Le moral des investisseurs a été dopé par la perspective de mesures de soutien à la liquidité des banques centrales de la planète et l’apaisement des tensions commerciales entre les États-Unis et la Chine, lequel a notamment contribué à l’amélioration du climat du marché. Mais le niveau global de l’indice ne doit pas masquer celui de certaines de ses composantes. Les composantes cycliques de l’indice révèlent en effet des faiblesses. Les banques, le secteur des transports et les petites et moyennes capitalisations n’ont pas participé dans la même mesure au récent mouvement de hausse. Les investisseurs demeurent prudents et donc positionnés de manière défensive. In fine, c’est le cycle économique qui sera déterminant. Et les signes d’un ralentissement persistant de la croissance restent trop nombreux. Cette situation aura probablement une incidence négative sur les résultats et les perspectives des sociétés. Sans une hausse claire des indicateurs avancés, le potentiel de hausse des marchés boursiers semble limité.

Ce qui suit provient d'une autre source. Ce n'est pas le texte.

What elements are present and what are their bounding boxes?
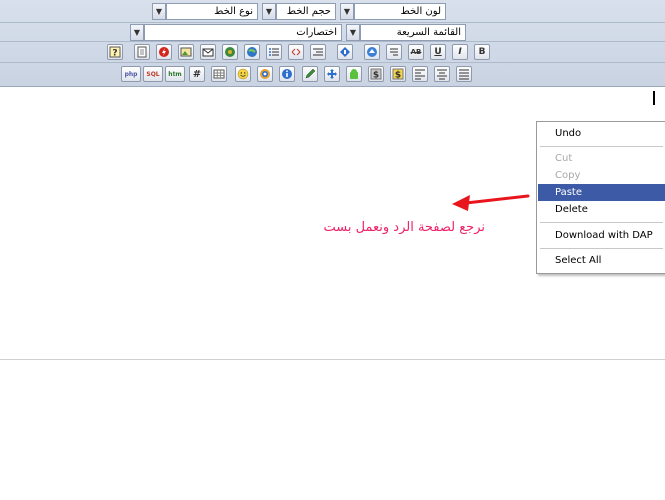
context-menu: Undo Cut Copy Paste Delete Download with… <box>536 121 665 274</box>
align-center-icon[interactable] <box>434 66 450 82</box>
php-code-button[interactable]: php <box>121 66 141 82</box>
chevron-down-icon[interactable]: ▼ <box>340 3 354 20</box>
quick-list-select[interactable]: ▼ القائمة السريعة <box>346 24 466 41</box>
link-icon[interactable] <box>364 44 380 60</box>
shortcuts-select[interactable]: ▼ اختصارات <box>130 24 342 41</box>
chevron-down-icon[interactable]: ▼ <box>262 3 276 20</box>
align-left-icon[interactable] <box>412 66 428 82</box>
email-link-icon[interactable] <box>337 44 353 60</box>
bullet-list-icon[interactable] <box>266 44 282 60</box>
shortcuts-label: اختصارات <box>144 24 342 41</box>
chevron-down-icon[interactable]: ▼ <box>152 3 166 20</box>
dollar-yellow-icon[interactable]: $ <box>390 66 406 82</box>
pencil-icon[interactable] <box>302 66 318 82</box>
toolbar-row-fonts: ▼ لون الخط ▼ حجم الخط ▼ نوع الخط <box>0 0 665 22</box>
font-color-select[interactable]: ▼ لون الخط <box>340 3 446 20</box>
android-icon[interactable] <box>346 66 362 82</box>
smiley-icon[interactable] <box>235 66 251 82</box>
web-link-icon[interactable] <box>222 44 238 60</box>
chevron-down-icon[interactable]: ▼ <box>346 24 360 41</box>
help-icon[interactable]: ? <box>107 44 123 60</box>
menu-separator <box>540 146 663 147</box>
menu-separator <box>540 222 663 223</box>
text-cursor <box>653 91 655 105</box>
hash-button[interactable]: # <box>189 66 205 82</box>
document-icon[interactable] <box>134 44 150 60</box>
editor-toolbar: ▼ لون الخط ▼ حجم الخط ▼ نوع الخط ▼ القائ… <box>0 0 665 87</box>
align-right-icon[interactable] <box>310 44 326 60</box>
menu-item-copy: Copy <box>555 170 581 181</box>
font-type-label: نوع الخط <box>166 3 258 20</box>
font-color-label: لون الخط <box>354 3 446 20</box>
html-code-label: htm <box>168 70 182 78</box>
table-icon[interactable] <box>211 66 227 82</box>
menu-item-undo[interactable]: Undo <box>538 125 665 142</box>
hash-label: # <box>192 68 202 80</box>
italic-label: I <box>458 47 462 57</box>
color-wheel-icon[interactable] <box>257 66 273 82</box>
toolbar-row-insert: $ $ # htm SQL php <box>0 63 665 85</box>
html-code-button[interactable]: htm <box>165 66 185 82</box>
justify-icon[interactable] <box>456 66 472 82</box>
move-icon[interactable] <box>324 66 340 82</box>
menu-item-select-all[interactable]: Select All <box>538 252 665 269</box>
svg-text:?: ? <box>112 49 117 59</box>
svg-text:$: $ <box>395 71 401 81</box>
underline-button[interactable]: U <box>430 44 446 60</box>
globe-icon[interactable] <box>244 44 260 60</box>
menu-item-delete[interactable]: Delete <box>538 201 665 218</box>
strikethrough-button[interactable]: AB <box>408 44 424 60</box>
bold-button[interactable]: B <box>474 44 490 60</box>
menu-item-paste[interactable]: Paste <box>538 184 665 201</box>
font-size-select[interactable]: ▼ حجم الخط <box>262 3 336 20</box>
annotation-text: نرجع لصفحة الرد ونعمل بست <box>323 220 486 235</box>
font-type-select[interactable]: ▼ نوع الخط <box>152 3 258 20</box>
rtl-direction-icon[interactable] <box>386 44 402 60</box>
sql-code-button[interactable]: SQL <box>143 66 163 82</box>
unlink-icon[interactable] <box>288 44 304 60</box>
menu-separator <box>540 248 663 249</box>
php-code-label: php <box>124 70 138 78</box>
quick-list-label: القائمة السريعة <box>360 24 466 41</box>
menu-item-cut: Cut <box>555 153 573 164</box>
dollar-gray-icon[interactable]: $ <box>368 66 384 82</box>
red-arrow-icon <box>452 194 530 211</box>
svg-text:$: $ <box>373 71 379 81</box>
chevron-down-icon[interactable]: ▼ <box>130 24 144 41</box>
email-icon[interactable] <box>200 44 216 60</box>
image-icon[interactable] <box>178 44 194 60</box>
sql-code-label: SQL <box>146 70 160 78</box>
menu-item-download-dap[interactable]: Download with DAP <box>538 227 665 244</box>
italic-button[interactable]: I <box>452 44 468 60</box>
bold-label: B <box>478 47 486 57</box>
font-size-label: حجم الخط <box>276 3 336 20</box>
toolbar-row-format: B I U AB ? <box>0 42 665 62</box>
info-icon[interactable] <box>279 66 295 82</box>
flash-icon[interactable] <box>156 44 172 60</box>
underline-label: U <box>434 47 442 57</box>
strikethrough-label: AB <box>410 48 422 56</box>
toolbar-row-lists: ▼ القائمة السريعة ▼ اختصارات <box>0 22 665 42</box>
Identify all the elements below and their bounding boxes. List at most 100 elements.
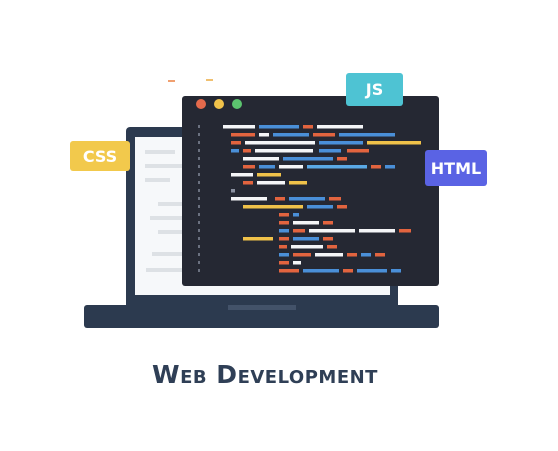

Or: sortie de la bande de trading

Source: Datastream, J. Safra Sarasin, 05.07.2019

 

Allocation d’actifs: orientation défensive

Les baisses de taux d’intérêt attendues représentent un important facteur de soutien pour les investissements risqués et devraient limiter le risque de repli. Les investisseurs ne doivent toutefois pas oublier les obstacles que constituent la menace d’un nouvel échec des négociations commerciales entre les États-Unis et la Chine et la faiblesse persistante de la croissance en Europe et en Chine. C’est pourquoi, il nous semble judicieux de prendre des bénéfices de manière sélective. L’or a récemment bénéficié de la dépréciation du dollar et de la baisse des taux d’intérêt réels et offre une alternative intéressante aux liquidités. Le métal précieux est généralement bien orienté lors des fins de cycle et offre un ancrage stable au portefeuille en période de crise.